REAL HISTORY

Epictetus (c.55AD - c. 135AD)

“Do not ask things to happen as you wish, but wish them to
happen as they do happen, and your life will go smoothly.”

Many great men lived in Ancient Greece and Rome, but, of them all, perhaps Epictetus was one of the wisest.

He was born into slavery, and it is said that while he was still young his owner punished him by stretching his leg on the rack. “If you stretch it any further you will break it,” said Epictetus quietly, and then added – “there, I told you!”

Later he was taken to Rome, at that time the capital of a vast empire, and became a slave of Epaphroditus, an important Roman in the service of Emperor Nero. This man sent Epictetus to study philosophy with a teacher called Musonius Rufus. In later years Epictetus spoke with affection and respect of this teacher, and it seems likely that he was an exceptional student.

That same year he managed to gain his liberty, and began to teach philosophy himself. When the new emperor, an ignorant and suspicious man, banished all the philosophers from Rome, Epictetus left, and went to live in Nicopolis, a city on the coast of Greece. Here he established a place where people could come to ask him questions and hear him speak. Those who wished to, became his pupils but, unlike other teachers of the time, Epictetus encouraged his students to become familiar with their own selves, rather than the philosophical texts.

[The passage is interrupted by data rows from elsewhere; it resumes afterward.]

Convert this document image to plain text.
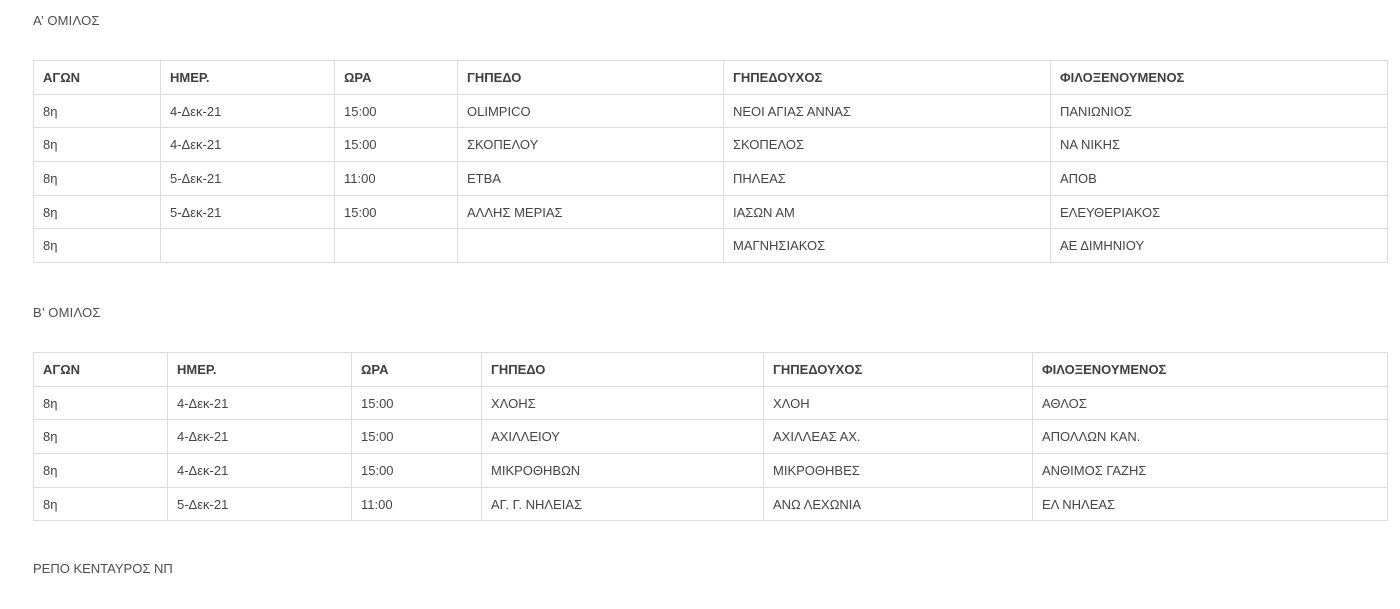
Α’ ΟΜΙΛΟΣ
ΑΓΩΝ	ΗΜΕΡ.	ΩΡΑ	ΓΗΠΕΔΟ	ΓΗΠΕΔΟΥΧΟΣ	ΦΙΛΟΞΕΝΟΥΜΕΝΟΣ
8η	4-Δεκ-21	15:00	OLIMPICO	ΝΕΟΙ ΑΓΙΑΣ ΑΝΝΑΣ	ΠΑΝΙΩΝΙΟΣ
8η	4-Δεκ-21	15:00	ΣΚΟΠΕΛΟΥ	ΣΚΟΠΕΛΟΣ	ΝΑ ΝΙΚΗΣ
8η	5-Δεκ-21	11:00	ΕΤΒΑ	ΠΗΛΕΑΣ	ΑΠΟΒ
8η	5-Δεκ-21	15:00	ΑΛΛΗΣ ΜΕΡΙΑΣ	ΙΑΣΩΝ ΑΜ	ΕΛΕΥΘΕΡΙΑΚΟΣ
8η				ΜΑΓΝΗΣΙΑΚΟΣ	ΑΕ ΔΙΜΗΝΙΟΥ
Β’ ΟΜΙΛΟΣ
ΑΓΩΝ	ΗΜΕΡ.	ΩΡΑ	ΓΗΠΕΔΟ	ΓΗΠΕΔΟΥΧΟΣ	ΦΙΛΟΞΕΝΟΥΜΕΝΟΣ
8η	4-Δεκ-21	15:00	ΧΛΟΗΣ	ΧΛΟΗ	ΑΘΛΟΣ
8η	4-Δεκ-21	15:00	ΑΧΙΛΛΕΙΟΥ	ΑΧΙΛΛΕΑΣ ΑΧ.	ΑΠΟΛΛΩΝ ΚΑΝ.
8η	4-Δεκ-21	15:00	ΜΙΚΡΟΘΗΒΩΝ	ΜΙΚΡΟΘΗΒΕΣ	ΑΝΘΙΜΟΣ ΓΑΖΗΣ
8η	5-Δεκ-21	11:00	ΑΓ. Γ. ΝΗΛΕΙΑΣ	ΑΝΩ ΛΕΧΩΝΙΑ	ΕΛ ΝΗΛΕΑΣ
ΡΕΠΟ ΚΕΝΤΑΥΡΟΣ ΝΠ
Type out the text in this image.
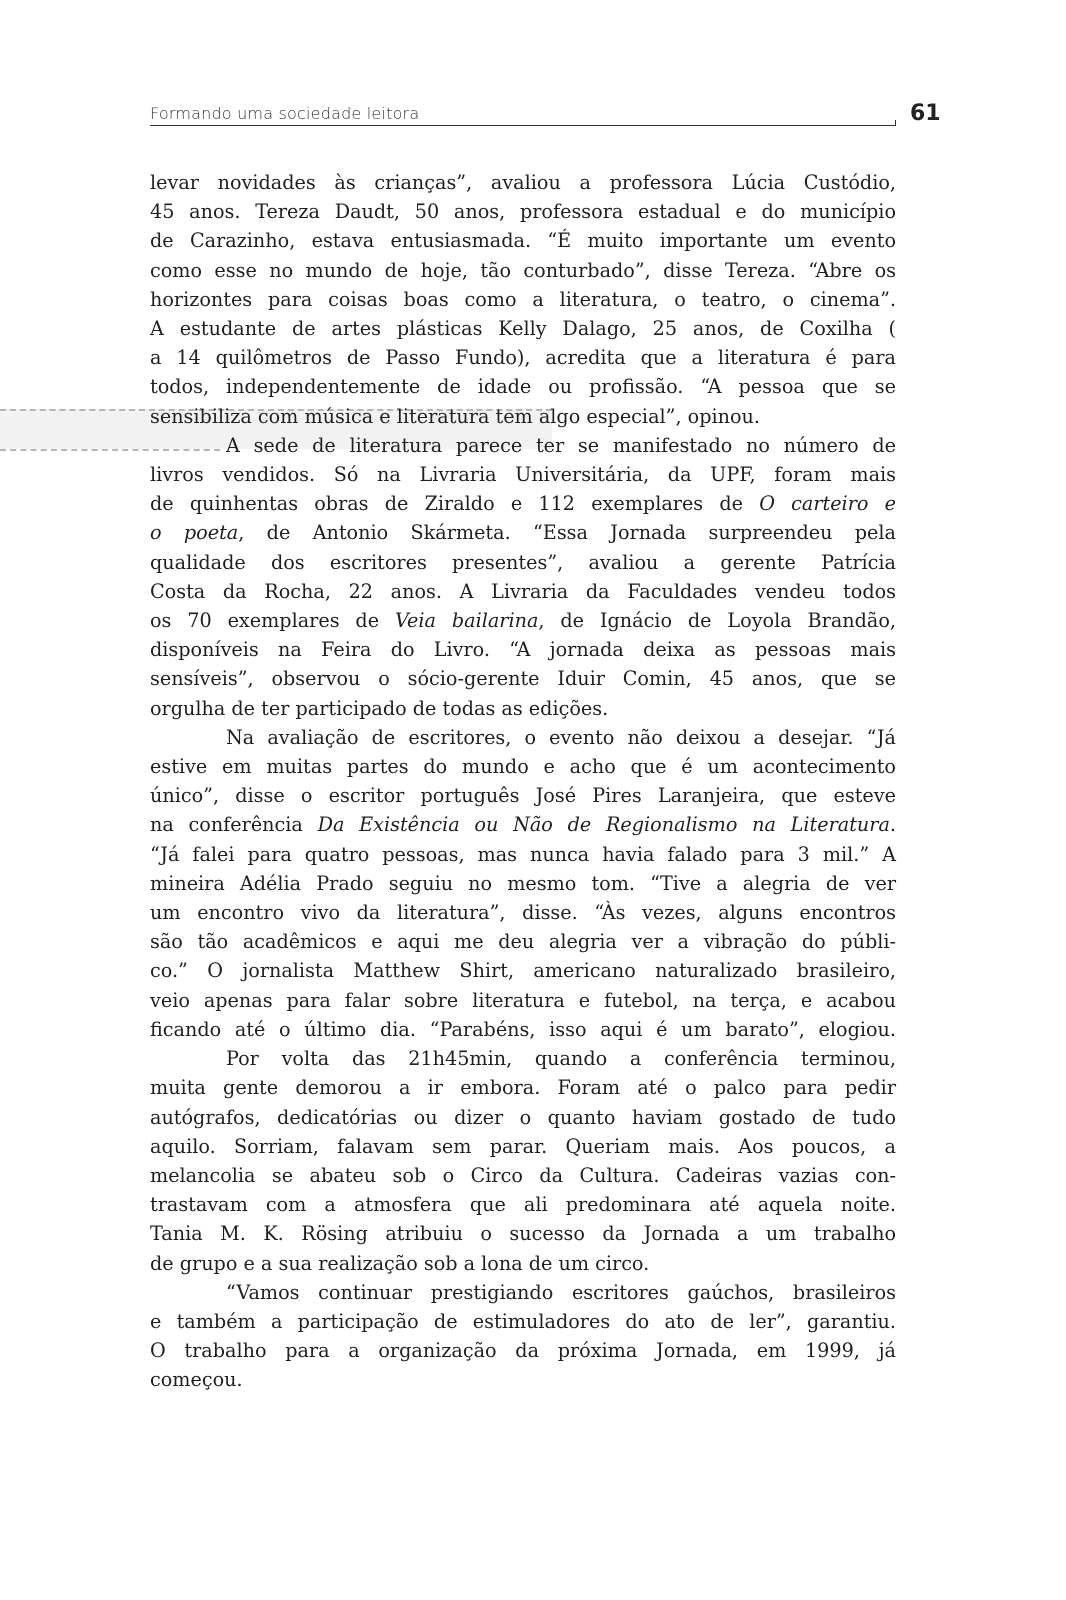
Formando uma sociedade leitora	61
levar novidades às crianças”, avaliou a professora Lúcia Custódio,
45 anos. Tereza Daudt, 50 anos, professora estadual e do município
de Carazinho, estava entusiasmada. “É muito importante um evento
como esse no mundo de hoje, tão conturbado”, disse Tereza. “Abre os
horizontes para coisas boas como a literatura, o teatro, o cinema”.
A estudante de artes plásticas Kelly Dalago, 25 anos, de Coxilha (
a 14 quilômetros de Passo Fundo), acredita que a literatura é para
todos, independentemente de idade ou profissão. “A pessoa que se
sensibiliza com música e literatura tem algo especial”, opinou.
A sede de literatura parece ter se manifestado no número de
livros vendidos. Só na Livraria Universitária, da UPF, foram mais
de quinhentas obras de Ziraldo e 112 exemplares de O carteiro e
o poeta, de Antonio Skármeta. “Essa Jornada surpreendeu pela
qualidade dos escritores presentes”, avaliou a gerente Patrícia
Costa da Rocha, 22 anos. A Livraria da Faculdades vendeu todos
os 70 exemplares de Veia bailarina, de Ignácio de Loyola Brandão,
disponíveis na Feira do Livro. “A jornada deixa as pessoas mais
sensíveis”, observou o sócio-gerente Iduir Comin, 45 anos, que se
orgulha de ter participado de todas as edições.
Na avaliação de escritores, o evento não deixou a desejar. “Já
estive em muitas partes do mundo e acho que é um acontecimento
único”, disse o escritor português José Pires Laranjeira, que esteve
na conferência Da Existência ou Não de Regionalismo na Literatura.
“Já falei para quatro pessoas, mas nunca havia falado para 3 mil.” A
mineira Adélia Prado seguiu no mesmo tom. “Tive a alegria de ver
um encontro vivo da literatura”, disse. “Às vezes, alguns encontros
são tão acadêmicos e aqui me deu alegria ver a vibração do públi-
co.” O jornalista Matthew Shirt, americano naturalizado brasileiro,
veio apenas para falar sobre literatura e futebol, na terça, e acabou
ficando até o último dia. “Parabéns, isso aqui é um barato”, elogiou.
Por volta das 21h45min, quando a conferência terminou,
muita gente demorou a ir embora. Foram até o palco para pedir
autógrafos, dedicatórias ou dizer o quanto haviam gostado de tudo
aquilo. Sorriam, falavam sem parar. Queriam mais. Aos poucos, a
melancolia se abateu sob o Circo da Cultura. Cadeiras vazias con-
trastavam com a atmosfera que ali predominara até aquela noite.
Tania M. K. Rösing atribuiu o sucesso da Jornada a um trabalho
de grupo e a sua realização sob a lona de um circo.
“Vamos continuar prestigiando escritores gaúchos, brasileiros
e também a participação de estimuladores do ato de ler”, garantiu.
O trabalho para a organização da próxima Jornada, em 1999, já
começou.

Although he was lame and very poor, Epictetus always seemed free of the fears that afflict most men, and his fame spread far and wide; Emperor Hadrian went to visit him, and his successor, Emperor Antoninus Pius, attributed his remarkable twenty-year reign to the influence of Epictetus. Towards the end of his long life, Epictetus adopted a child who he found abandoned, and married a woman to help him take care of it.

His words were recorded for future generations by a pupil named Arrian, who made notes for his own use, whilst his master spoke. The following extract is from his book, “The Discourses”; a collection of Epictetus’ sayings and conversations.

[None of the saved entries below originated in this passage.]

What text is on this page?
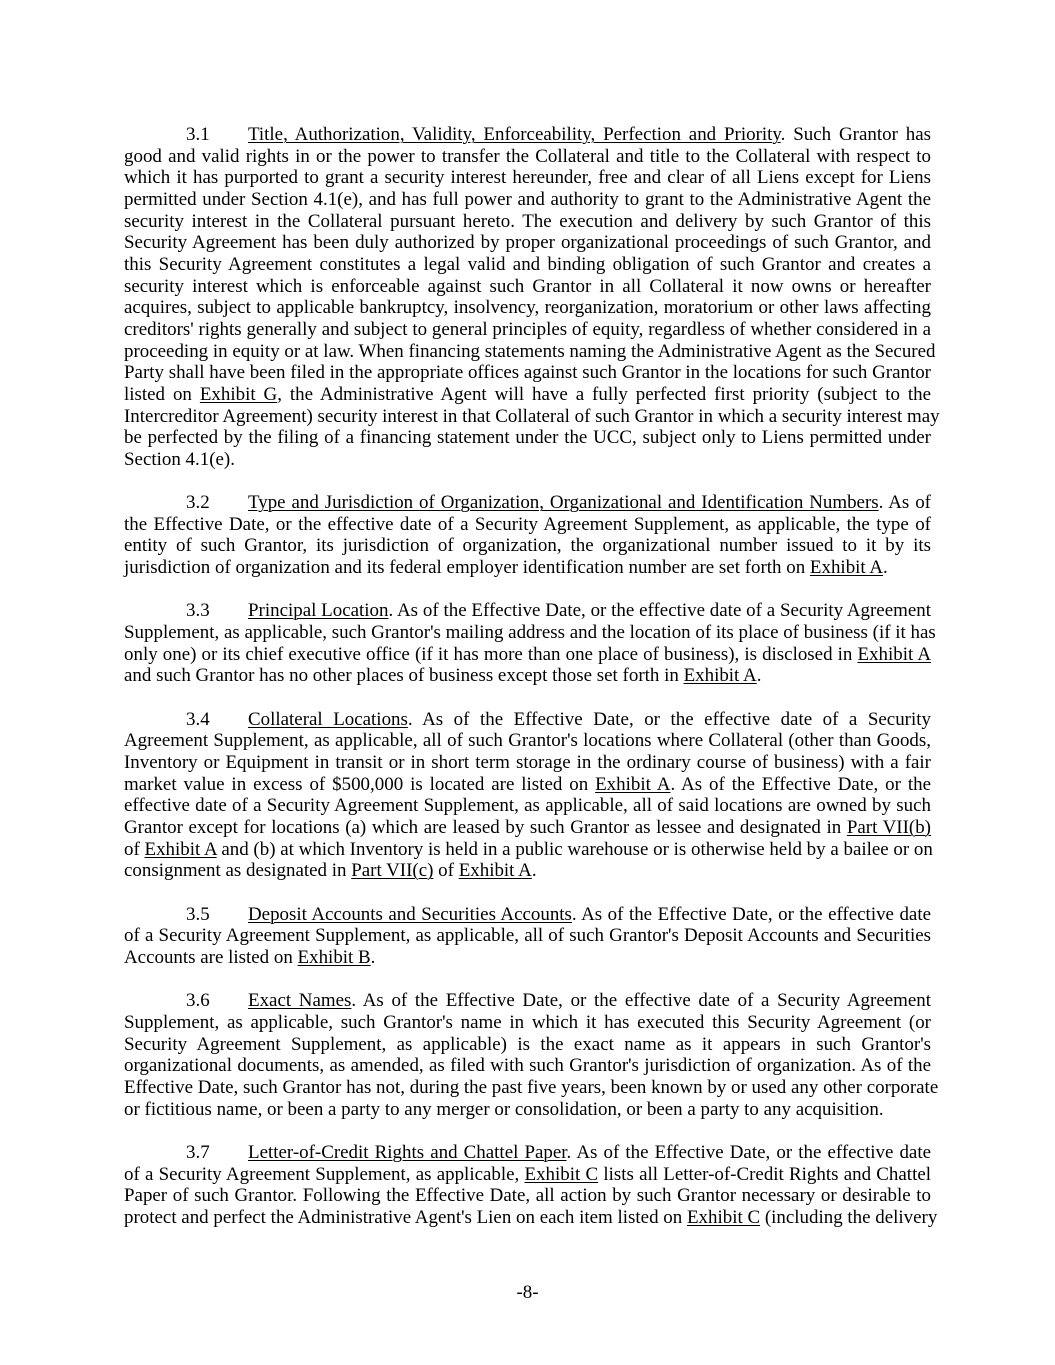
3.1 Title, Authorization, Validity, Enforceability, Perfection and Priority. Such Grantor has
good and valid rights in or the power to transfer the Collateral and title to the Collateral with respect to
which it has purported to grant a security interest hereunder, free and clear of all Liens except for Liens
permitted under Section 4.1(e), and has full power and authority to grant to the Administrative Agent the
security interest in the Collateral pursuant hereto. The execution and delivery by such Grantor of this
Security Agreement has been duly authorized by proper organizational proceedings of such Grantor, and
this Security Agreement constitutes a legal valid and binding obligation of such Grantor and creates a
security interest which is enforceable against such Grantor in all Collateral it now owns or hereafter
acquires, subject to applicable bankruptcy, insolvency, reorganization, moratorium or other laws affecting
creditors' rights generally and subject to general principles of equity, regardless of whether considered in a
proceeding in equity or at law. When financing statements naming the Administrative Agent as the Secured
Party shall have been filed in the appropriate offices against such Grantor in the locations for such Grantor
listed on Exhibit G, the Administrative Agent will have a fully perfected first priority (subject to the
Intercreditor Agreement) security interest in that Collateral of such Grantor in which a security interest may
be perfected by the filing of a financing statement under the UCC, subject only to Liens permitted under
Section 4.1(e).
3.2 Type and Jurisdiction of Organization, Organizational and Identification Numbers. As of
the Effective Date, or the effective date of a Security Agreement Supplement, as applicable, the type of
entity of such Grantor, its jurisdiction of organization, the organizational number issued to it by its
jurisdiction of organization and its federal employer identification number are set forth on Exhibit A.
3.3 Principal Location. As of the Effective Date, or the effective date of a Security Agreement
Supplement, as applicable, such Grantor's mailing address and the location of its place of business (if it has
only one) or its chief executive office (if it has more than one place of business), is disclosed in Exhibit A
and such Grantor has no other places of business except those set forth in Exhibit A.
3.4 Collateral Locations. As of the Effective Date, or the effective date of a Security
Agreement Supplement, as applicable, all of such Grantor's locations where Collateral (other than Goods,
Inventory or Equipment in transit or in short term storage in the ordinary course of business) with a fair
market value in excess of $500,000 is located are listed on Exhibit A. As of the Effective Date, or the
effective date of a Security Agreement Supplement, as applicable, all of said locations are owned by such
Grantor except for locations (a) which are leased by such Grantor as lessee and designated in Part VII(b)
of Exhibit A and (b) at which Inventory is held in a public warehouse or is otherwise held by a bailee or on
consignment as designated in Part VII(c) of Exhibit A.
3.5 Deposit Accounts and Securities Accounts. As of the Effective Date, or the effective date
of a Security Agreement Supplement, as applicable, all of such Grantor's Deposit Accounts and Securities
Accounts are listed on Exhibit B.
3.6 Exact Names. As of the Effective Date, or the effective date of a Security Agreement
Supplement, as applicable, such Grantor's name in which it has executed this Security Agreement (or
Security Agreement Supplement, as applicable) is the exact name as it appears in such Grantor's
organizational documents, as amended, as filed with such Grantor's jurisdiction of organization. As of the
Effective Date, such Grantor has not, during the past five years, been known by or used any other corporate
or fictitious name, or been a party to any merger or consolidation, or been a party to any acquisition.
3.7 Letter-of-Credit Rights and Chattel Paper. As of the Effective Date, or the effective date
of a Security Agreement Supplement, as applicable, Exhibit C lists all Letter-of-Credit Rights and Chattel
Paper of such Grantor. Following the Effective Date, all action by such Grantor necessary or desirable to
protect and perfect the Administrative Agent's Lien on each item listed on Exhibit C (including the delivery
-8-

“Our situation can be compared to what happens at a public festival. Cattle and oxen are brought there to be sold, and the greatest number of men come either to buy or sell; but there are a few who come only to look at the fair, and inquire how it is carried on, and why, and who set it up, and for what purpose; thus, in the fair of the world, some, like cattle, trouble themselves about nothing but fodder. For as to all you who busy yourselves about possessions and farms and slaves and public posts, these things are nothing else but mere fodder. Few are the men who attend the fair because they are fond of looking on and considering, ‘What, then, is the world? Who governs it? Has it no governor? Yet how is it possible, when neither a city nor a house can remain ever so short a time without some one to govern and take care of it, that this vast and beautiful structure should be regulated in such an orderly manner without plan and by mere chance? So there is someone who governs it. What sort of being is he? And how does he govern? And what are we who have been created by him, and what task were we created to fulfil? Have we some connection and relation with him; or none? Such are the thoughts aroused in these few; and thenceforth they have leisure for this alone, to investigate the festival of life before they depart.”